Sekilas tentang Wali Songo Menurut Atlas Walisongo KH. Agus Sunyoto
SUNAN AMPEL
Sunan Ampel putra
Syaikh Ibrahim As-Samarkandi adalah tokoh Wali Songo tertua yang berperan besar
dalam pengembangan dakwah Islam di Jawa dan tempat lain di Nusantara. Melalui Pesantren
Ampeldenta, Sunan Ampel mendidik kader-kader penggerak dakwah Islam seperti
Sunan Giri, Raden Patah, Raden Kusen, Sunan Bonang, dan Sunan Drajad.
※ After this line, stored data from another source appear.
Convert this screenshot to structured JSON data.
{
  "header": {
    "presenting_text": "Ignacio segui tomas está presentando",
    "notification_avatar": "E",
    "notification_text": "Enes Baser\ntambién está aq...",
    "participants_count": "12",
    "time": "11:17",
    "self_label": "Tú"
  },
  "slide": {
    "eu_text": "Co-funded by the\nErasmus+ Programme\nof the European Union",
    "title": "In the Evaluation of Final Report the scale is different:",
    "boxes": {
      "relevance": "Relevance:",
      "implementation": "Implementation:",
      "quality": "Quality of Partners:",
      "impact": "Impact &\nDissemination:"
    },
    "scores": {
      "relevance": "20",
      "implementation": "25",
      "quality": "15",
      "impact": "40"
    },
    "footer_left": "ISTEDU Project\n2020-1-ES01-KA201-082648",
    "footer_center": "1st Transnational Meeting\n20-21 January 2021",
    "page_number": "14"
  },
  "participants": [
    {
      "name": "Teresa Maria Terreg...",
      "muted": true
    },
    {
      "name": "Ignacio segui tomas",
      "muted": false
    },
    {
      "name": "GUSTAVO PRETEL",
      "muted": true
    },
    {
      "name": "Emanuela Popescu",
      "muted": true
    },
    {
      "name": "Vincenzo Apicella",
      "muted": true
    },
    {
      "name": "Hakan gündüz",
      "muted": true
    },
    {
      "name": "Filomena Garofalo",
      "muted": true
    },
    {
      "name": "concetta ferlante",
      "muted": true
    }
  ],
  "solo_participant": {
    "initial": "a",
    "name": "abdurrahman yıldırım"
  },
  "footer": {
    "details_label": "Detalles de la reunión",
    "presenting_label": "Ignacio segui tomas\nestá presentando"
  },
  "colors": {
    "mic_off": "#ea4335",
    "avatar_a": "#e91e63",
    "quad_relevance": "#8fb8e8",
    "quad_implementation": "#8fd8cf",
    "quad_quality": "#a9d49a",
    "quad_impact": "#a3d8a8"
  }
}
Dengan
cara menikahkan juru dakwah Islam dengan pitri-putri penguasa bawahan
Majapahit, Sunan Ampel membentuk keluarga-keluarga muslim dalam suatu jaringan
kekerabatan yang menjadi cikal-bakal dakwah Islam di berbagai daerah. Sunan
Ampel sendiri menikahi putri Arya Teja, Bupati Tuban, yang juga cucu Arya Lembu
Sura raja Surabaya yang muslim. Jejek dakwah Sunan Ampel tidak hanya di
Surabaya dan ibu kota Majapahit, melainkan meluas sampai ke daerh Sukadana di
Kalimantan.
SUNAN GIRI
Sunan Giri (Prabu
Satmata) putra Syaikh Maulana Ishak adalah tokoh Wali Songo yang berkedudukan
sebagai raja sekaligus guru suci (pandhita ratu). Ia memiliki peran penting
dalam pengembangan dakwah Islam di Nusantara dengan memanfaatkan kekuasaan dan
jalur perniagaan. Sebagaimana guru sekaligus mertuanya, Sunan Ampel, Sunan Giri
mengembangkan pendidikan dengan menerima murid-murid dari berbagai daerah di
Nusantara. Sejarah mencatat, jejak dakwah Sunan Giri beserta keturunannya mencapai
daerah Banjar, Martapura, Pasir, dan Kutaii di Kalimantan, Buton dan Gowa di Sulawesi
Selatan, Nusa Tenggara, bahkan Pulau Maluku.
SUNAN BONANG
Sunan Bonang adalah
putra Sunan Ampel dari pernikahan dengan Nyai Ageng Manila putri Arya Teja
Bupati Tuban. Sunan Bonang dikenal sebagai tokoh Wali Songo yang ulung dalam
berdakwah dan menguasai ilmu fikih, ushuludin, tasawuf, seni, sastra,
arsitektur, dan berbagai ilmu kesaktian dan kedigdayaan. Dakwah awal dilakukan
Sunan Bonang di daerah Kediri yang menjadi pusat ajaran Bhairawa-Tantra[1].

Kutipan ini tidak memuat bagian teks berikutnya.